In today’s day and age people usually take on a lot more than they can handle. The first task is okay, the second gets a little harder, but as the third, fourth, fifth, and sixth start piling on one gets overwhelmed and ends up crashing! Well the same thing happens to websites, when they are hit with a Distributed Denial of Service attack. A specific attack that relates to this situation is the HTTP Flood.
The HTTP Flood is a common layer 7 attack used when performing DDoS. In general effective layer 7 attacks require the attacker to have a better understanding of the website and its functionalities. The reason being is that there will be a specific attack created for the website being targeted. This is why an HTTP Flood typically requires less bandwidth than other attacks.
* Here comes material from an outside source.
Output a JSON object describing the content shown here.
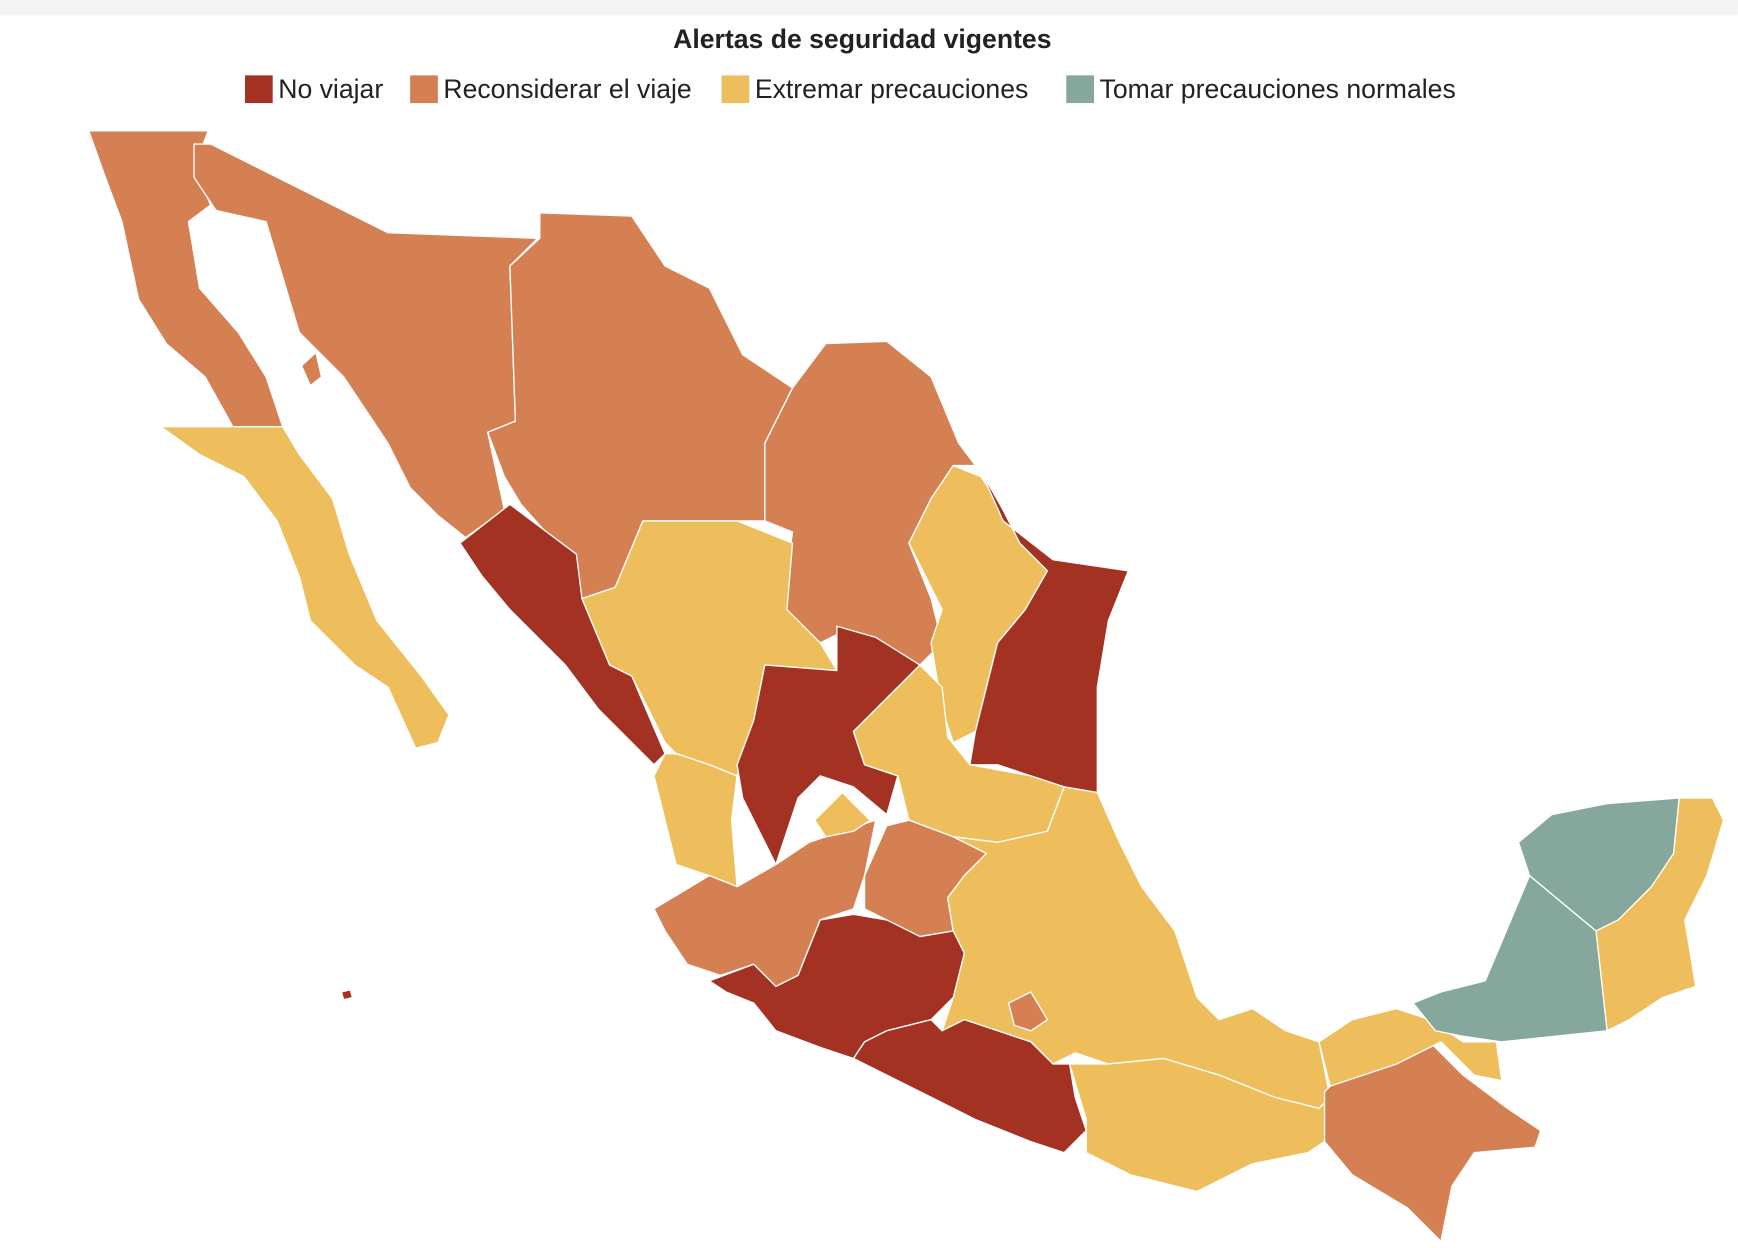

This specific attack could also be referred to as a HTTP GET Flood attack, and for good reason as it uses valid GET requests to retrieve information. This is just one method of HTTP Floods, as they could also be performed with PUT, POST, and other methods. If you think about GET Floods from a less technical standpoint, you will notice that valid GET requests are being made at an extremely high volume so much so that the server cannot react quick enough to all requests.
Considering the accessibility and low level of attack difficulty the requests made are usually for specific and complex information in order to overwhelm the CPU and server memory. The high volume of requests usually means botnets are utilized for this type of an attack. This enables a large volume of requests to be sent out, resulting in the website being overwhelmed a lot quicker.
To think about this from a less technical perspective lets imagine a retail store clerk. In this example the clerk will be the web-server and the customers will be sending GET requests for store items. A customer may come in and request for a product and easy enough the clerk will head to the product location and return with the request fulfilled.
Now imagine this clerk comes back and now there are two customers requesting a product, then tens of customers, then hundreds, and then thousands of customers. Well one clerk would get overwhelmed and exhausted, causing them to be unable to serve any of the customers. This exemplifies a server when there is an application attack. To continue with the example, these customers are not asking for a generic product, they are all asking for different and specific products, just as GET requests are specific to overwhelm the capacity of the CPU. For example one customer could request a sack of potatoes instead of a can of soup, and then all the customers begin requesting heavier products, the clerks capacity would get overwhelmed just as the CPU capacity does.
Large companies aren’t strangers to this type of an attack, but many believe they are completely protected by their current DDoS Mitigation and processes. It is the right action to mitigate these attacks, but there still may be vulnerabilities in specific layers of the OSI model that go undetected. It is important to consistently assure the quality of these protection services. One crucial suggestion in sharpening DDoS mitigation systems is to assure the quality of the main layers of the OSI model, by performing controlled DDoS attacks, and then working on what needs to be fixed to perform at an optimal level. This way companies could test their systems, and measure the reaction of the team responsible for protecting them. It may sound extreme to test vulnerabilities by attacking it, but that’s the most effective method in avoiding real attacks, and their implications. My suggestion for people who have DDoS Mitigation in place is to battle test it, and see where the vulnerabilities are lurking. Effective methods of battle testing your DDoS Mitigation could be found on our Online Webinar. The idea of mitigating DDoS attacks is one thing, but ensuring the mitigation is effective is what needs to be done, to be fully protected!